The Durham-Chapel Hill metro shed around 3,800 jobs in 2025, new U.S. Bureau of Labor Statistics data show, even as the Raleigh metro posted some of the strongest job growth among North Carolina's 10 largest metros.
The losses cut across two sectors. Gerald Cohen, chief economist at the Kenan Institute, said cuts to science funding hit the area hard, with around 1,600 jobs lost in professional, scientific, and technical services. Another 1,800 disappeared from manufacturing.
The culprits are familiar names. Duke University offered buyouts to hundreds of employees. FHI360 and RTI International both absorbed the fallout from U.S. AID funding cuts. Wolfspeed cut hundreds of positions at its Durham plants. Each reflected a different pressure on the metro's job base, but the underlying cause was consistent: reduced federal research spending flowing through institutions that anchor Durham's economy.
Not all the news is grim.
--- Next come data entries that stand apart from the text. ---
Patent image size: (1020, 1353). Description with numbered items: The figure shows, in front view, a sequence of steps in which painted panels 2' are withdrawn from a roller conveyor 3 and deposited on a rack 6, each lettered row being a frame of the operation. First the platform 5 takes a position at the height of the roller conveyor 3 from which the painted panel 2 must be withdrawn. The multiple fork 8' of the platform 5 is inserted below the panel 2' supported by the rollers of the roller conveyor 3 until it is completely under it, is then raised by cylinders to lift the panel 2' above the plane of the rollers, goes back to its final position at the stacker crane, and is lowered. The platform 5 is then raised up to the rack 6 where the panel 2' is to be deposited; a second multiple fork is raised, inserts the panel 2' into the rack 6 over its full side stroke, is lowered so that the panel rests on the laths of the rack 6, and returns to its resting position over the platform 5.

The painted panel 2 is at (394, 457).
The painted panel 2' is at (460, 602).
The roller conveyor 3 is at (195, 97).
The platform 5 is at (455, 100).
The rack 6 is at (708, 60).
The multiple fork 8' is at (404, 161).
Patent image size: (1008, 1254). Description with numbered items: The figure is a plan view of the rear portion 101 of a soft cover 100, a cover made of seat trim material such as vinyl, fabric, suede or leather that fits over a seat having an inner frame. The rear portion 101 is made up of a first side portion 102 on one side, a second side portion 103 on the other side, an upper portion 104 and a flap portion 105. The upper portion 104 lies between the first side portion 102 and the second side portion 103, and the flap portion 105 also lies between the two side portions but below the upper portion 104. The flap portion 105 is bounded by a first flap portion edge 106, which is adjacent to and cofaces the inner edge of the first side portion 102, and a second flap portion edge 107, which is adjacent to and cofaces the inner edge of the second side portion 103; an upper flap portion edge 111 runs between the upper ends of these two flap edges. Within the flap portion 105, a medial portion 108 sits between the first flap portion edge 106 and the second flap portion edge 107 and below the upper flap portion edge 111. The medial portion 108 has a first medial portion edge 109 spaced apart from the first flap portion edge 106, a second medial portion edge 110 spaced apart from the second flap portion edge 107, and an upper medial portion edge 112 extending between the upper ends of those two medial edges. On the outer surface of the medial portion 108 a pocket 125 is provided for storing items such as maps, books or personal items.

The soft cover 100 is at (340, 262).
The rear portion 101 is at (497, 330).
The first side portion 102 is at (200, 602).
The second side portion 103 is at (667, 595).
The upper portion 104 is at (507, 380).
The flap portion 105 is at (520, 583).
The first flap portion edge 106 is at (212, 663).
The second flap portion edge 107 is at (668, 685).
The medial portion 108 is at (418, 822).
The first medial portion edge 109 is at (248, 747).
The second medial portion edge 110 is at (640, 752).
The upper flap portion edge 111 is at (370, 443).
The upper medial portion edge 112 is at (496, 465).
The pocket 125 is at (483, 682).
Pharmaceutical firms Novartis and AbbVie are expanding in the area. Cohen said that could mean 2025 was a one-year correction rather than a structural slide. Durham's longer-term appeal to life sciences companies has not disappeared.
Still, 3,800 jobs is a real number. For a metro area where a large share of residents are already financially strained, the losses land unevenly. The pharma expansions arriving in 2026 will be the first real test of that thesis.